New to eMERGE phase II is the eMERGE-PGx project, which involves the targeted sequencing of 84 pharmacogenes identified by the Pharmacogenomics Research Network (PGRN) using DNA capture and contemporary sequencing technologies (known as PGRN-Seq) (Rasmussen-Torvik et al., in press). For this effort, each eMERGE II study site is enrolling ~1000 patients as a pilot study of pharmacogenetic sequencing in clinical practice. Enrollment and sequencing is on-going, and the anticipated network-wide sample size is 9000. All variants annotated through this effort will be available in summary data form via the eMERGE on-line resource “Sequence, Phenotype, and pHarmacogenomics INtegration eXchange” or “SPHINX” (www.emergesphinx.org). The eMERGE-PGx project will help establish best practices for implementing personalized medicine including exploring and establishing guidelines for returning results to physicians and patients (Kullo et al., 2014). These data will also contribute toward the catalog of rare and less common variants and couple them to EMR data which may increase their clinical utility.
eMERGE Genomic Discoveries
It was recognized early in the phenotype and genotype data generation phase of eMERGE I that large sample sizes are needed to have sufficient statistical power for genetic association studies. Indeed, initial GWAS of single eMERGE study site datasets demonstrated that known genotype-phenotype associations such as SCN10A and PR duration (Chambers et al., 2010; Holm et al., 2010; Pfeufer et al., 2010) could be replicated albeit at a significance threshold above 5.0 × 10−8 (Denny et al., 2010b). While this exercise of replication demonstrated that EMR-derived phenotypes could be used in genotype-phenotype studies, genomic discovery of new associations would require larger sample sizes.
To achieve this goal, the eMERGE network employed several strategies, including (1) pooled analysis across the network, (2) meta-analysis within and with outside consortia, and (3) generation of new phenotype and genotype data for new studies. In the first strategy, each eMERGE study site deployed not only the phenotype used to select study subjects for the genotype-phenotype association studies of the site's primary phenotype, but also the phenotype algorithms designed by other sites to identify additional cases and controls with existing GWAS-level genotyping for these secondary phenotypes, This strategy was successful and identified >15,000 additional samples with existing GWAS-level data to be repurposed for other phenotypes. This effort to share and deploy phenotype algorithms across sites enabled network-wide genomic discoveries for a variety of quantitative traits (Table 1) and facilitated data sharing for meta-analysis efforts outside of the eMERGE network for complex diseases such as late onset Alzheimer's disease (Naj et al., 2011) and electrocardiographic traits (Jeff et al., in press).

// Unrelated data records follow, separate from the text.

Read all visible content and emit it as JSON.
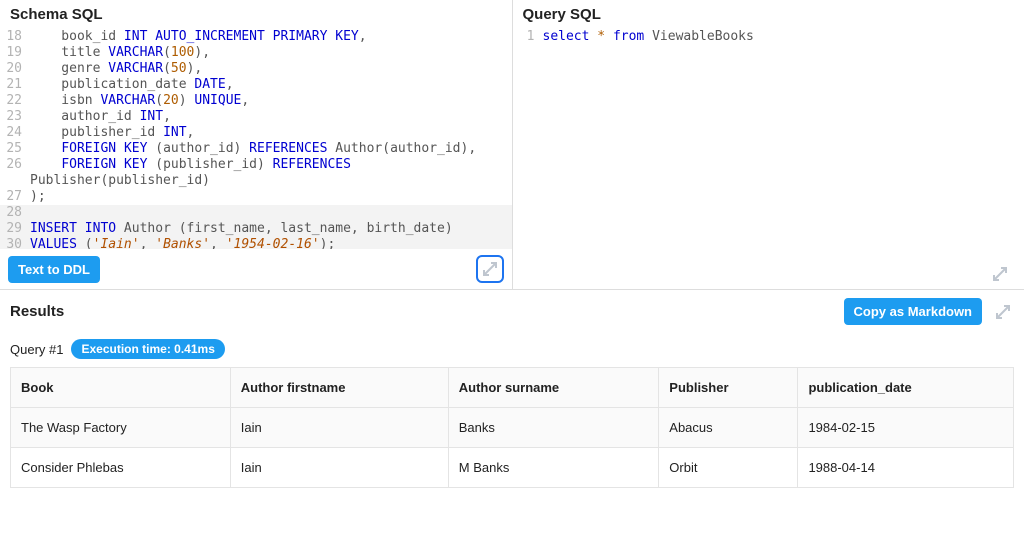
{
  "schema_panel": {
    "title": "Schema SQL",
    "lines": [
      {
        "n": 18,
        "tokens": [
          {
            "t": "    book_id ",
            "c": "pl"
          },
          {
            "t": "INT",
            "c": "kw"
          },
          {
            "t": " ",
            "c": "pl"
          },
          {
            "t": "AUTO_INCREMENT",
            "c": "kw"
          },
          {
            "t": " ",
            "c": "pl"
          },
          {
            "t": "PRIMARY",
            "c": "kw"
          },
          {
            "t": " ",
            "c": "pl"
          },
          {
            "t": "KEY",
            "c": "kw"
          },
          {
            "t": ",",
            "c": "pl"
          }
        ]
      },
      {
        "n": 19,
        "tokens": [
          {
            "t": "    title ",
            "c": "pl"
          },
          {
            "t": "VARCHAR",
            "c": "kw"
          },
          {
            "t": "(",
            "c": "pl"
          },
          {
            "t": "100",
            "c": "num"
          },
          {
            "t": "),",
            "c": "pl"
          }
        ]
      },
      {
        "n": 20,
        "tokens": [
          {
            "t": "    genre ",
            "c": "pl"
          },
          {
            "t": "VARCHAR",
            "c": "kw"
          },
          {
            "t": "(",
            "c": "pl"
          },
          {
            "t": "50",
            "c": "num"
          },
          {
            "t": "),",
            "c": "pl"
          }
        ]
      },
      {
        "n": 21,
        "tokens": [
          {
            "t": "    publication_date ",
            "c": "pl"
          },
          {
            "t": "DATE",
            "c": "kw"
          },
          {
            "t": ",",
            "c": "pl"
          }
        ]
      },
      {
        "n": 22,
        "tokens": [
          {
            "t": "    isbn ",
            "c": "pl"
          },
          {
            "t": "VARCHAR",
            "c": "kw"
          },
          {
            "t": "(",
            "c": "pl"
          },
          {
            "t": "20",
            "c": "num"
          },
          {
            "t": ") ",
            "c": "pl"
          },
          {
            "t": "UNIQUE",
            "c": "kw"
          },
          {
            "t": ",",
            "c": "pl"
          }
        ]
      },
      {
        "n": 23,
        "tokens": [
          {
            "t": "    author_id ",
            "c": "pl"
          },
          {
            "t": "INT",
            "c": "kw"
          },
          {
            "t": ",",
            "c": "pl"
          }
        ]
      },
      {
        "n": 24,
        "tokens": [
          {
            "t": "    publisher_id ",
            "c": "pl"
          },
          {
            "t": "INT",
            "c": "kw"
          },
          {
            "t": ",",
            "c": "pl"
          }
        ]
      },
      {
        "n": 25,
        "tokens": [
          {
            "t": "    ",
            "c": "pl"
          },
          {
            "t": "FOREIGN",
            "c": "kw"
          },
          {
            "t": " ",
            "c": "pl"
          },
          {
            "t": "KEY",
            "c": "kw"
          },
          {
            "t": " (author_id) ",
            "c": "pl"
          },
          {
            "t": "REFERENCES",
            "c": "kw"
          },
          {
            "t": " Author(author_id),",
            "c": "pl"
          }
        ]
      },
      {
        "n": 26,
        "tokens": [
          {
            "t": "    ",
            "c": "pl"
          },
          {
            "t": "FOREIGN",
            "c": "kw"
          },
          {
            "t": " ",
            "c": "pl"
          },
          {
            "t": "KEY",
            "c": "kw"
          },
          {
            "t": " (publisher_id) ",
            "c": "pl"
          },
          {
            "t": "REFERENCES",
            "c": "kw"
          }
        ]
      },
      {
        "n": "",
        "tokens": [
          {
            "t": "Publisher(publisher_id)",
            "c": "pl"
          }
        ]
      },
      {
        "n": 27,
        "tokens": [
          {
            "t": ");",
            "c": "pl"
          }
        ]
      },
      {
        "n": 28,
        "tokens": [
          {
            "t": "",
            "c": "pl"
          }
        ],
        "hl": true
      },
      {
        "n": 29,
        "tokens": [
          {
            "t": "INSERT",
            "c": "kw"
          },
          {
            "t": " ",
            "c": "pl"
          },
          {
            "t": "INTO",
            "c": "kw"
          },
          {
            "t": " Author (first_name, last_name, birth_date)",
            "c": "pl"
          }
        ],
        "hl": true
      },
      {
        "n": 30,
        "tokens": [
          {
            "t": "VALUES",
            "c": "kw"
          },
          {
            "t": " (",
            "c": "pl"
          },
          {
            "t": "'Iain'",
            "c": "str"
          },
          {
            "t": ", ",
            "c": "pl"
          },
          {
            "t": "'Banks'",
            "c": "str"
          },
          {
            "t": ", ",
            "c": "pl"
          },
          {
            "t": "'1954-02-16'",
            "c": "str"
          },
          {
            "t": ");",
            "c": "pl"
          }
        ],
        "hl": true
      }
    ],
    "text_to_ddl_label": "Text to DDL"
  },
  "query_panel": {
    "title": "Query SQL",
    "lines": [
      {
        "n": 1,
        "tokens": [
          {
            "t": "select",
            "c": "kw"
          },
          {
            "t": " ",
            "c": "pl"
          },
          {
            "t": "*",
            "c": "num"
          },
          {
            "t": " ",
            "c": "pl"
          },
          {
            "t": "from",
            "c": "kw"
          },
          {
            "t": " ViewableBooks",
            "c": "pl"
          }
        ]
      }
    ]
  },
  "results": {
    "title": "Results",
    "copy_label": "Copy as Markdown",
    "query_label": "Query #1",
    "exec_pill": "Execution time: 0.41ms",
    "columns": [
      "Book",
      "Author firstname",
      "Author surname",
      "Publisher",
      "publication_date"
    ],
    "rows": [
      [
        "The Wasp Factory",
        "Iain",
        "Banks",
        "Abacus",
        "1984-02-15"
      ],
      [
        "Consider Phlebas",
        "Iain",
        "M Banks",
        "Orbit",
        "1988-04-14"
      ]
    ]
  }
}
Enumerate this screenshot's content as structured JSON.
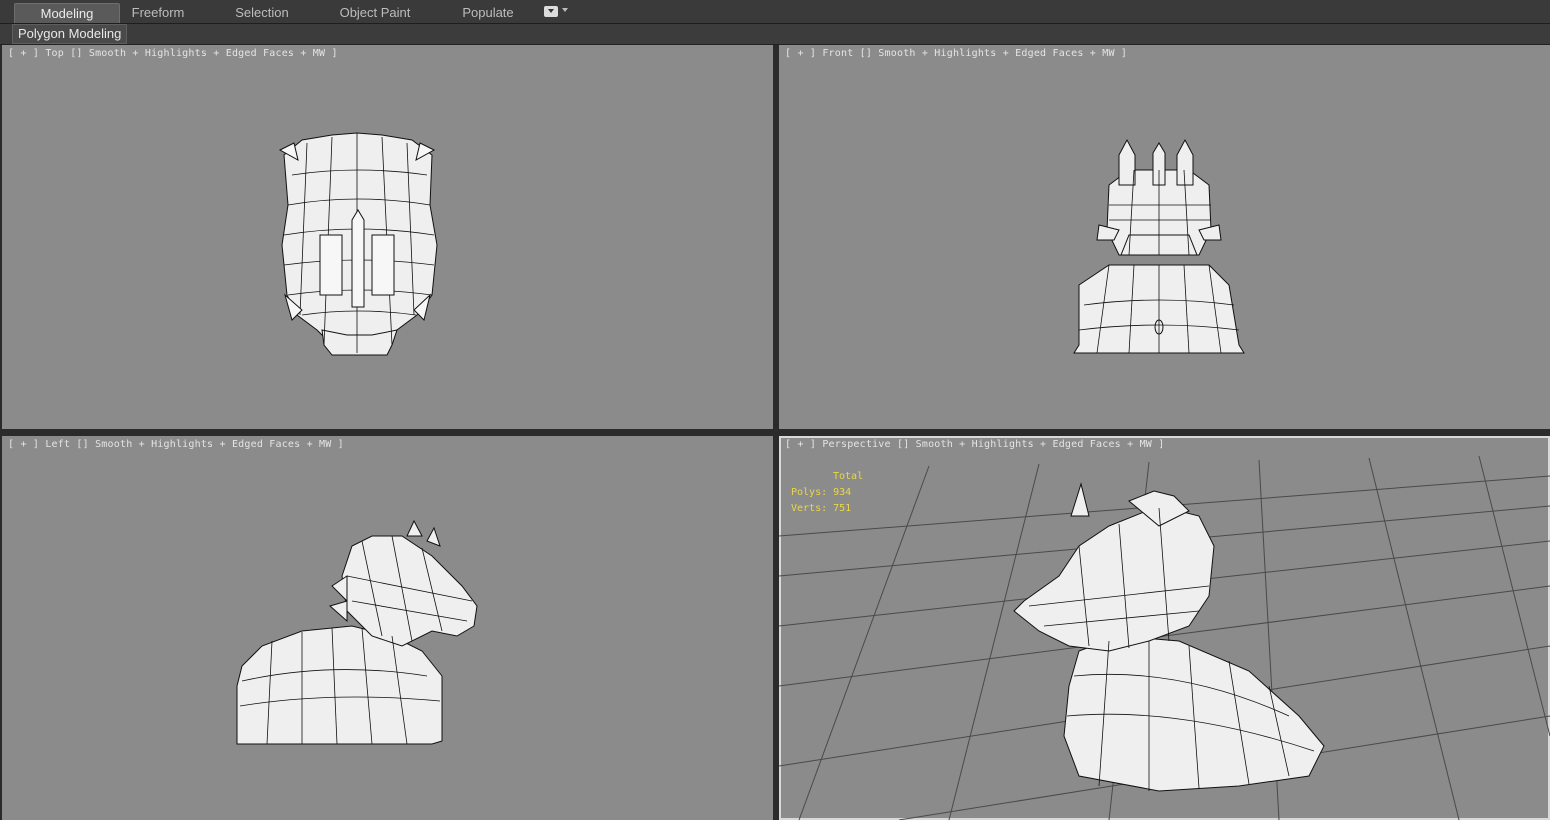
{
  "tabs": [
    {
      "label": "Modeling",
      "active": true
    },
    {
      "label": "Freeform",
      "active": false
    },
    {
      "label": "Selection",
      "active": false
    },
    {
      "label": "Object Paint",
      "active": false
    },
    {
      "label": "Populate",
      "active": false
    }
  ],
  "ribbon": {
    "panel_label": "Polygon Modeling"
  },
  "viewports": {
    "top": {
      "label": "[ + ] Top [] Smooth + Highlights + Edged Faces + MW ]"
    },
    "front": {
      "label": "[ + ] Front [] Smooth + Highlights + Edged Faces + MW ]"
    },
    "left": {
      "label": "[ + ] Left [] Smooth + Highlights + Edged Faces + MW ]"
    },
    "perspective": {
      "label": "[ + ] Perspective [] Smooth + Highlights + Edged Faces + MW ]"
    }
  },
  "stats": {
    "header": "Total",
    "polys": "Polys: 934",
    "verts": "Verts: 751"
  },
  "colors": {
    "viewport_bg": "#8b8b8b",
    "stats_text": "#e8d84a",
    "ui_dark": "#3a3a3a"
  }
}
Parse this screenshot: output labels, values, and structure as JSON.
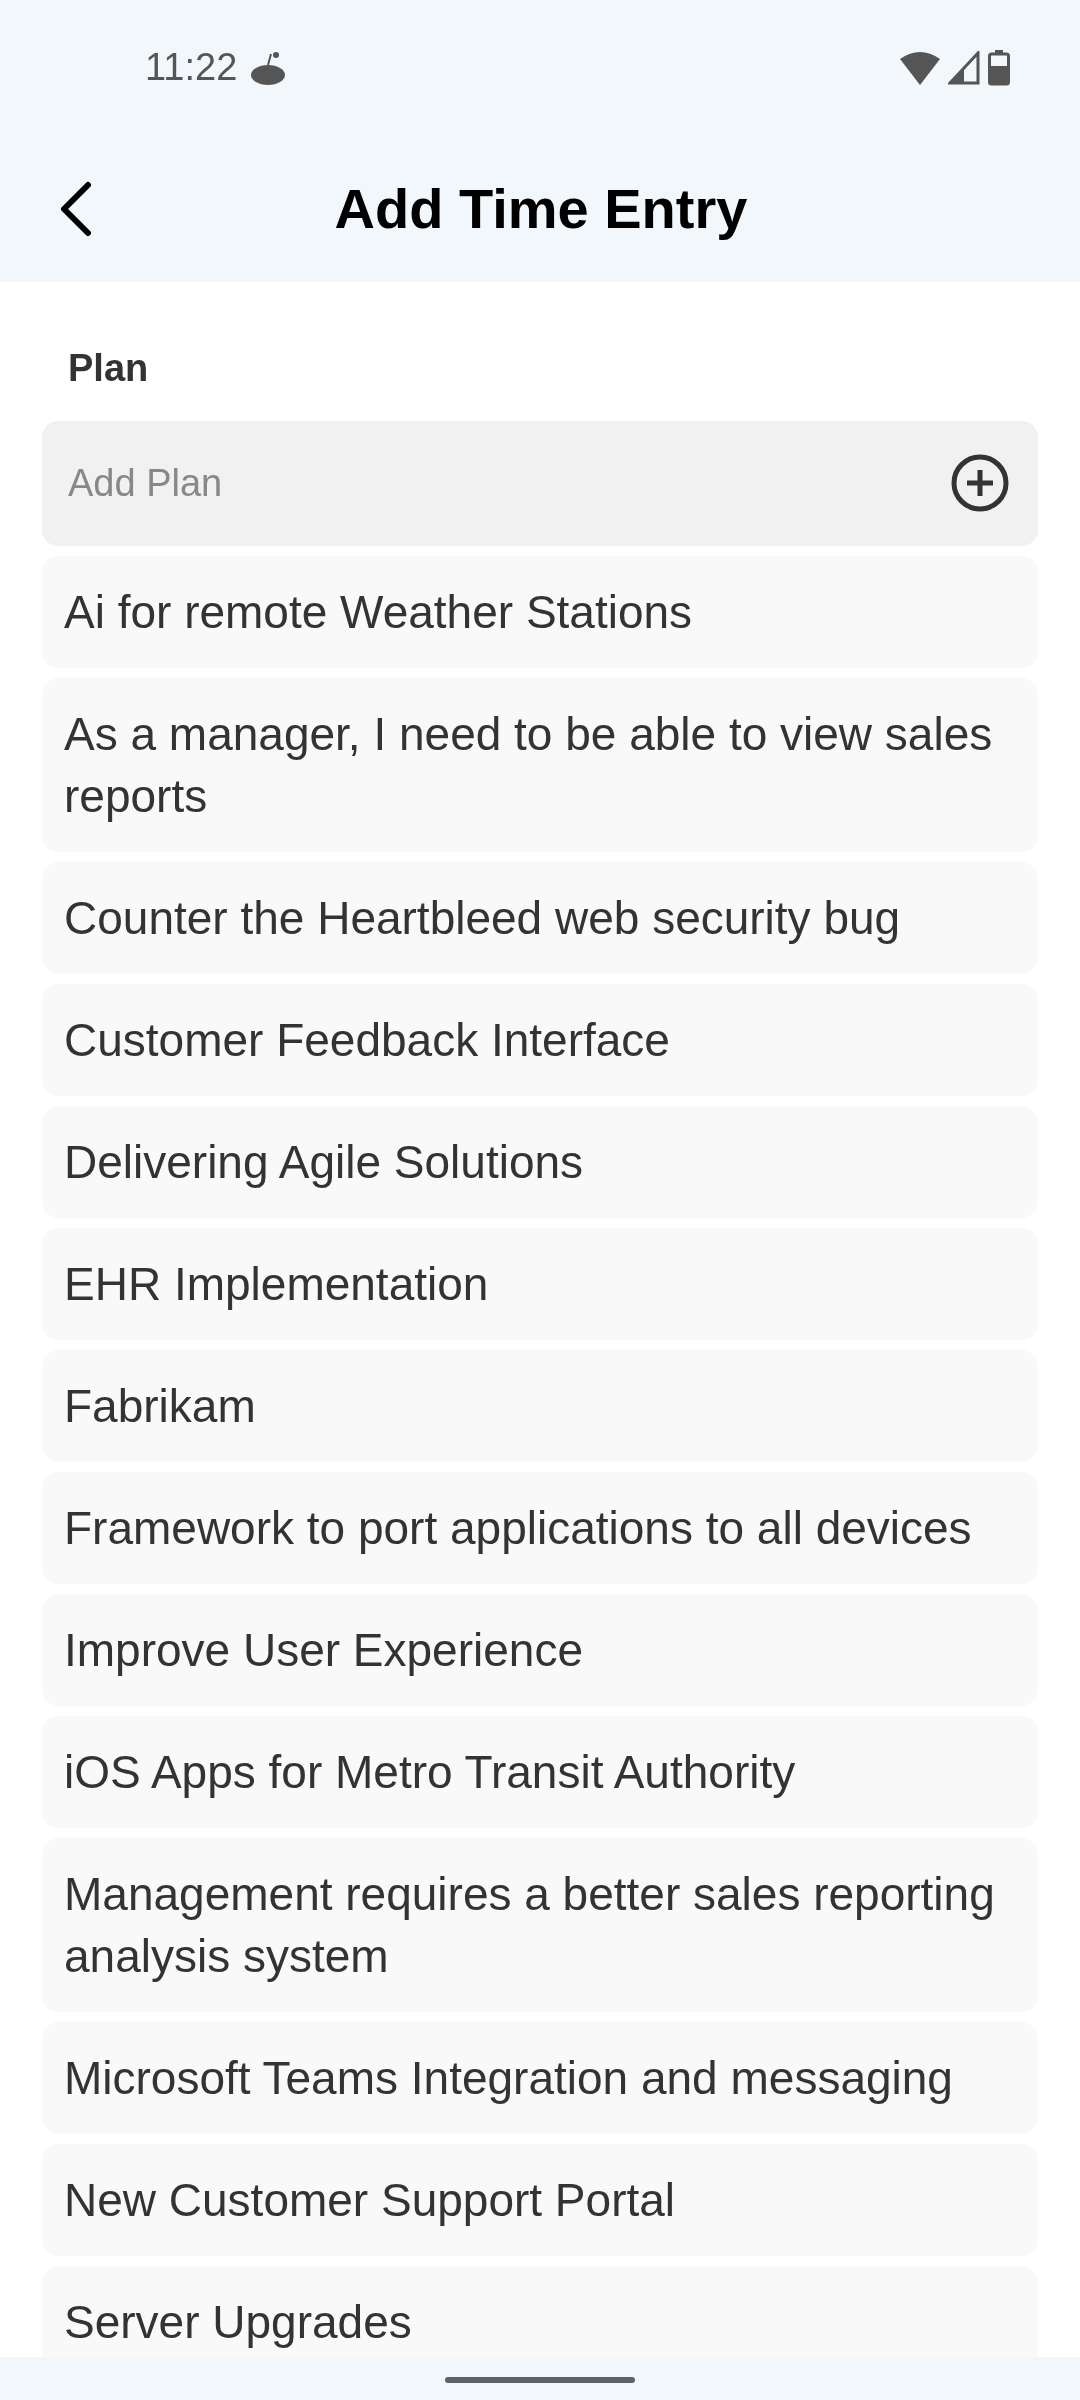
{
  "status_bar": {
    "time": "11:22"
  },
  "header": {
    "title": "Add Time Entry"
  },
  "plan": {
    "label": "Plan",
    "placeholder": "Add Plan",
    "items": [
      "Ai for remote Weather Stations",
      "As a manager, I need to be able to view sales reports",
      "Counter the Heartbleed web security bug",
      "Customer Feedback Interface",
      "Delivering Agile Solutions",
      "EHR Implementation",
      "Fabrikam",
      "Framework to port applications to all devices",
      "Improve User Experience",
      "iOS Apps for Metro Transit Authority",
      "Management requires a better sales reporting analysis system",
      "Microsoft Teams Integration and messaging",
      "New Customer Support Portal",
      "Server Upgrades"
    ]
  }
}
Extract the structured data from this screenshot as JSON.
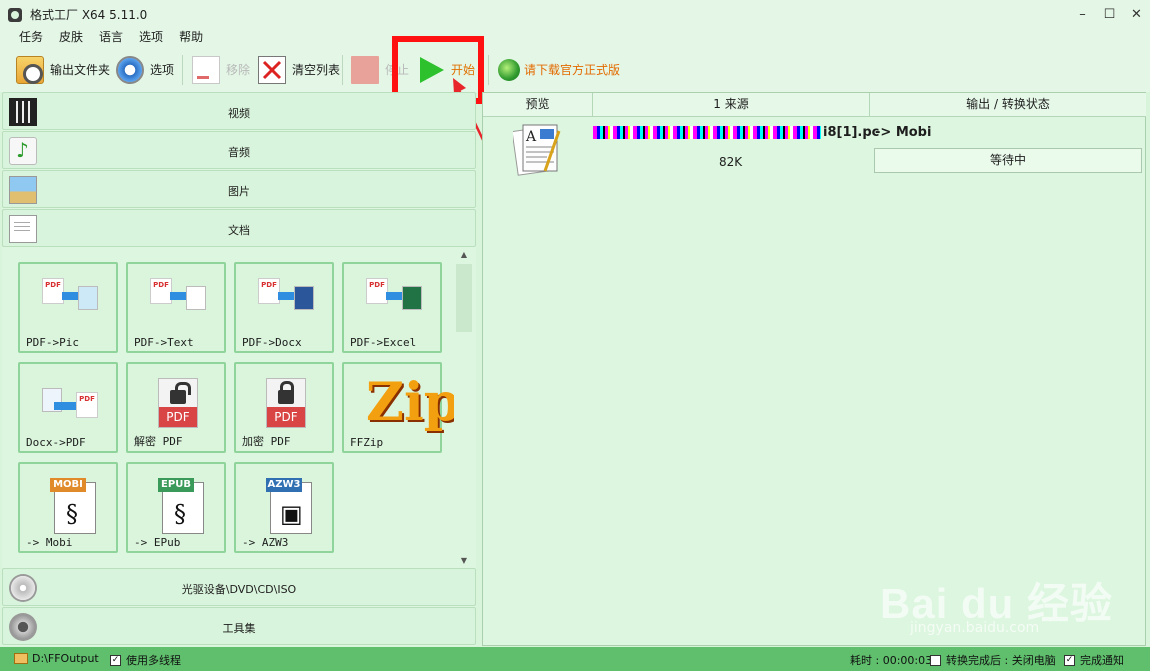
{
  "window": {
    "title": "格式工厂 X64 5.11.0",
    "min": "–",
    "max": "☐",
    "close": "✕"
  },
  "menu": [
    "任务",
    "皮肤",
    "语言",
    "选项",
    "帮助"
  ],
  "toolbar": {
    "output_folder": "输出文件夹",
    "options": "选项",
    "remove": "移除",
    "clear_list": "清空列表",
    "stop": "停止",
    "start": "开始",
    "download": "请下载官方正式版"
  },
  "categories": {
    "video": "视频",
    "audio": "音频",
    "image": "图片",
    "document": "文档",
    "disc": "光驱设备\\DVD\\CD\\ISO",
    "tools": "工具集"
  },
  "doc_tools": [
    {
      "label": "PDF->Pic"
    },
    {
      "label": "PDF->Text"
    },
    {
      "label": "PDF->Docx"
    },
    {
      "label": "PDF->Excel"
    },
    {
      "label": "Docx->PDF"
    },
    {
      "label": "解密 PDF"
    },
    {
      "label": "加密 PDF"
    },
    {
      "label": "FFZip"
    },
    {
      "label": "-> Mobi",
      "tag": "MOBI"
    },
    {
      "label": "-> EPub",
      "tag": "EPUB"
    },
    {
      "label": "-> AZW3",
      "tag": "AZW3"
    }
  ],
  "task_table": {
    "headers": {
      "preview": "预览",
      "source": "1 来源",
      "status": "输出 / 转换状态"
    },
    "row": {
      "source_suffix": "i8[1].pc",
      "size": "82K",
      "target": "-> Mobi",
      "status": "等待中"
    }
  },
  "statusbar": {
    "output_path": "D:\\FFOutput",
    "multithread": "使用多线程",
    "elapsed": "耗时 : 00:00:03",
    "after_done": "转换完成后 : 关闭电脑",
    "notify": "完成通知"
  },
  "watermark": {
    "main": "Bai du 经验",
    "sub": "jingyan.baidu.com"
  },
  "colors": {
    "accent": "#e07000",
    "start_green": "#2ec12e",
    "highlight_red": "#ff1111",
    "statusbar": "#5fbf6c"
  }
}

Implicit in the eMERGE data sharing strategy is the concept that phenotype algorithms are portable across different study sites with different EMRs software systems as well as different health care practices and cultures (Kho et al., 2011). Also, it was assumed that each study site could reuse data collected for a specific phenotype or trait to conduct studies for other unrelated phenotypes without introducing substantial biases. For example, in the type 2 diabetes (T2D) association study, there was considerable heterogeneity in the proportion of type 2 diabetes cases at each site, as well the odds ratio estimates for the index T2D SNP within each site's cohort, but when combined across the sites the odds ratio was indistinguishable from those using larger purposely-collected T2D case-control collections (Kho et al., 2012). These data suggest that potential study heterogeneity was magnified or measurable at the single study level but dampened at the larger network-wide level of analysis.
To further test the boundaries of these assumptions and early observations, eMERGE undertook a network-wide study of hypothyroidism, a new phenotype not related to any of the study site-specific phenotypes. The phenotype algorithm was developed at the Vanderbilt University study site and deployed and evaluated by all eMERGE study sites, like other eMERGE phenotypes. Despite potential differences in billing and coding practices across study sites, a total of 1317 cases and 5053 controls were identified with average weighted positive predictive values of 92.4 and 98.5, respectively (Denny et al., 2011). The subsequent GWAS identified common genetic variants near FOXE1 associated with European American cases, and the findings were replicated in an independent dataset from the Mayo Genome Consortia as well as externally in the literature (Eriksson et al., 2012). These studies illustrate that existing genotype data linked to EMR data can be reused for other genomic discovery studies, a potentially cost-effective strategy. However, further study is needed to determine the extent of biases that were introduced in the generation of these data that may impact the widespread adoption of this strategy across a range of phenotypes available in the EMR.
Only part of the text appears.